One implementation restriction is that you should be able to assign a maximum number codes. Let us assume for this homework that you will need at most 4096 code. Please note that codes 0 through 255 will be used for single character strings, so the first code that YOU will assign will be 256. If during compression , you find that you need more codes, you do not generate new strings but just use the available codes. This will give you less compression but otherwise it is not a problem.
The algorithm for uncompressing a file is actually simpler. You need to keep an array (of size 4096) of strings. This array is initialized for the first 256 character strings, so that, for instance, array position, 65 (which corresponds to ASCII symbol A) points to a string ″A″. Starting with position 256, new character strings that are composed as described above for decompression are added to this table. You can use a null pointer or a string of length 0 to detect that a string for a code is not yet composed.
You should convince yourself that these two data structures should be sufficient for you to implement the compression and decompression algorithms.
Your Task
You will complete the following for this homework:
You will design and implement a set of class for the data objects that you will store in the binary search tree. You should figure out what this looks like and what methods you need. You can use the code for the binary search tree class provided in the textbook.
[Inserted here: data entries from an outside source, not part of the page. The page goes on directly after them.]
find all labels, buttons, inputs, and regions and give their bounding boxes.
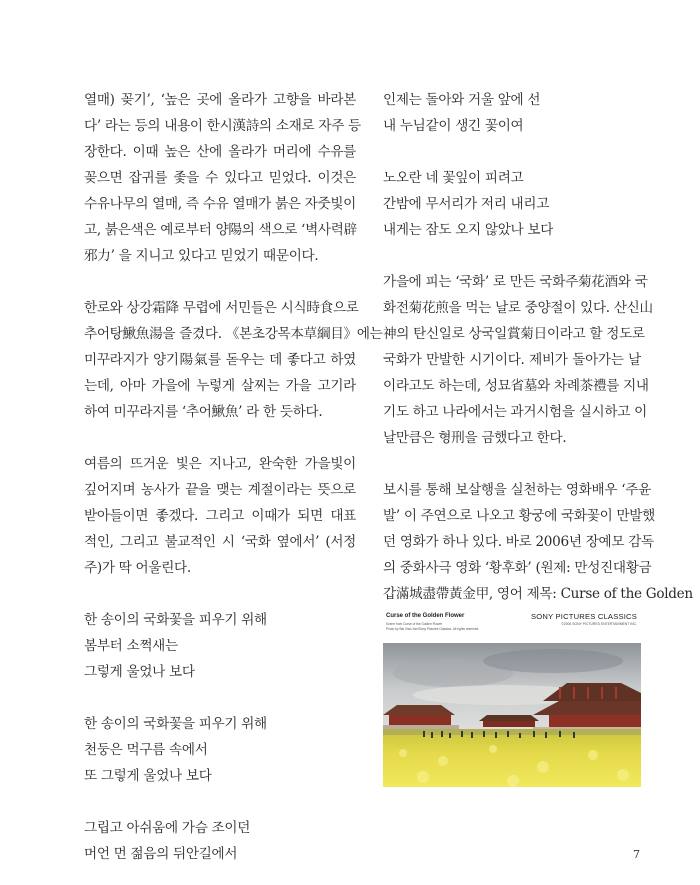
left-column [84,87,383,867]
paragraph [84,295,383,425]
text-line: 보시를 통해 보살행을 실천하는 영화배우 ‘주윤 [383,482,651,498]
photo-caption-line: Photo by Bai Xiao-Yan/Sony Pictures Classics. All rights reserved. [386,627,480,631]
paragraph [383,269,653,451]
text-line: 열매) 꽂기’, ‘높은 곳에 올라가 고향을 바라본 [84,92,356,108]
text-line: 국화가 만발한 시기이다. 제비가 돌아가는 날 [383,352,641,368]
text-line: 한로와 상강霜降 무렵에 서민들은 시식時食으로 [84,300,359,316]
studio-copyright: ©2006 SONY PICTURES ENTERTAINMENT INC. [561,622,637,626]
text-line: 그립고 아쉬움에 가슴 조이던 [84,820,251,836]
photo-caption-line: Scene from Curse of the Golden Flower [386,622,443,626]
text-line: 고, 붉은색은 예로부터 양陽의 색으로 ‘벽사력辟 [84,222,357,238]
paragraph-gap [84,269,356,295]
photo-header [383,609,641,643]
paragraph [84,607,356,685]
text-line: 邪力’ 을 지니고 있다고 믿었기 때문이다. [84,248,319,264]
paragraph-gap [84,685,356,711]
paragraph-gap [383,451,641,477]
text-line: 화전菊花煎을 먹는 날로 중양절이 있다. 산신山 [383,300,653,316]
text-line: 수유나무의 열매, 즉 수유 열매가 붉은 자줏빛이 [84,196,356,212]
text-line: 노오란 네 꽃잎이 피려고 [383,170,524,186]
text-line: 깊어지며 농사가 끝을 맺는 계절이라는 뜻으로 [84,482,356,498]
text-line: 다’ 라는 등의 내용이 한시漢詩의 소재로 자주 등 [84,118,361,134]
text-line: 가을에 피는 ‘국화’ 로 만든 국화주菊花酒와 국 [383,274,648,290]
text-line: 장한다. 이때 높은 산에 올라가 머리에 수유를 [84,144,356,160]
text-line: 발’ 이 주연으로 나오고 황궁에 국화꽃이 만발했 [383,508,655,524]
text-line: 는데, 아마 가을에 누렇게 살찌는 가을 고기라 [84,378,356,394]
paragraph [84,815,356,867]
paragraph-gap [84,581,356,607]
text-line: 받아들이면 좋겠다. 그리고 이때가 되면 대표 [84,508,356,524]
text-line: 봄부터 소쩍새는 [84,638,178,654]
text-line: 주)가 딱 어울린다. [84,560,191,576]
text-line: 꽂으면 잡귀를 좇을 수 있다고 믿었다. 이것은 [84,170,356,186]
text-line: 또 그렇게 울었나 보다 [84,768,212,784]
text-line: 머언 먼 젊음의 뒤안길에서 [84,846,238,862]
text-line: 여름의 뜨거운 빛은 지나고, 완숙한 가을빛이 [84,456,356,472]
paragraph-gap [383,243,641,269]
text-line: 던 영화가 하나 있다. 바로 2006년 장예모 감독 [383,534,654,550]
paragraph-gap [84,425,356,451]
text-line: 미꾸라지가 양기陽氣를 돋우는 데 좋다고 하였 [84,352,356,368]
right-column [383,87,693,607]
text-line: 의 중화사극 영화 ‘황후화’ (원제: 만성진대황금 [383,560,652,576]
text-line: 神의 탄신일로 상국일賞菊日이라고 할 정도로 [383,326,645,342]
text-line: 추어탕鰍魚湯을 즐겼다. 《본초강목本草綱目》에는 [84,326,383,342]
text-line: 한 송이의 국화꽃을 피우기 위해 [84,716,267,732]
paragraph [383,87,641,139]
photo-title: Curse of the Golden Flower [386,613,465,619]
text-line: 한 송이의 국화꽃을 피우기 위해 [84,612,267,628]
page-number: 7 [633,848,640,861]
paragraph [383,477,693,607]
paragraph [84,451,356,581]
paragraph [383,165,641,243]
text-line: 기도 하고 나라에서는 과거시험을 실시하고 이 [383,404,647,420]
text-line: 이라고도 하는데, 성묘省墓와 차례茶禮를 지내 [383,378,649,394]
paragraph [84,87,361,269]
paragraph-gap [383,139,641,165]
text-line: 천둥은 먹구름 속에서 [84,742,208,758]
text-line: 내게는 잠도 오지 않았나 보다 [383,222,554,238]
palace-courtyard-scene [383,643,641,787]
text-line: 날만큼은 형刑을 금했다고 한다. [383,430,567,446]
studio-brand: SONY PICTURES CLASSICS [531,612,637,621]
movie-still-photo [383,609,641,787]
text-line: 하여 미꾸라지를 ‘추어鰍魚’ 라 한 듯하다. [84,404,323,420]
paragraph-gap [84,789,356,815]
text-line: 그렇게 울었나 보다 [84,664,195,680]
text-line: 적인, 그리고 불교적인 시 ‘국화 옆에서’ (서정 [84,534,356,550]
text-line: 갑滿城盡帶黃金甲, 영어 제목: Curse of the Golden [383,586,693,602]
paragraph [84,711,356,789]
text-line: 간밤에 무서리가 저리 내리고 [383,196,550,212]
text-line: 내 누님같이 생긴 꽃이여 [383,118,524,134]
text-line: 인제는 돌아와 거울 앞에 선 [383,92,541,108]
You will write two programs: The first one will perform compression. To avoid a number of problems, we will make this program actually print out the sequence of codes as integers with one space after each integer.[2] Thus, you will not actually compress but print the sequence of integer codes for the file to be compressed. The compression program will read the input from a file called compin and will produce a file called compout.
The second program will perform decompression. It should be able to read the file compout and produce the file decompout if it is functioning correctly. Obviously the contents of compin and decompout should be equal.
[1] You can also assume that you will never encounter a byte with value 0 in the input, which may interfere with normal I/O on some platforms. Just assume you have an English text file.
[2] Actual compression will involve rather disgusting C++ code for dealing with details such as binary input output, bit packing, etc. which is really beyond the scope of this homework.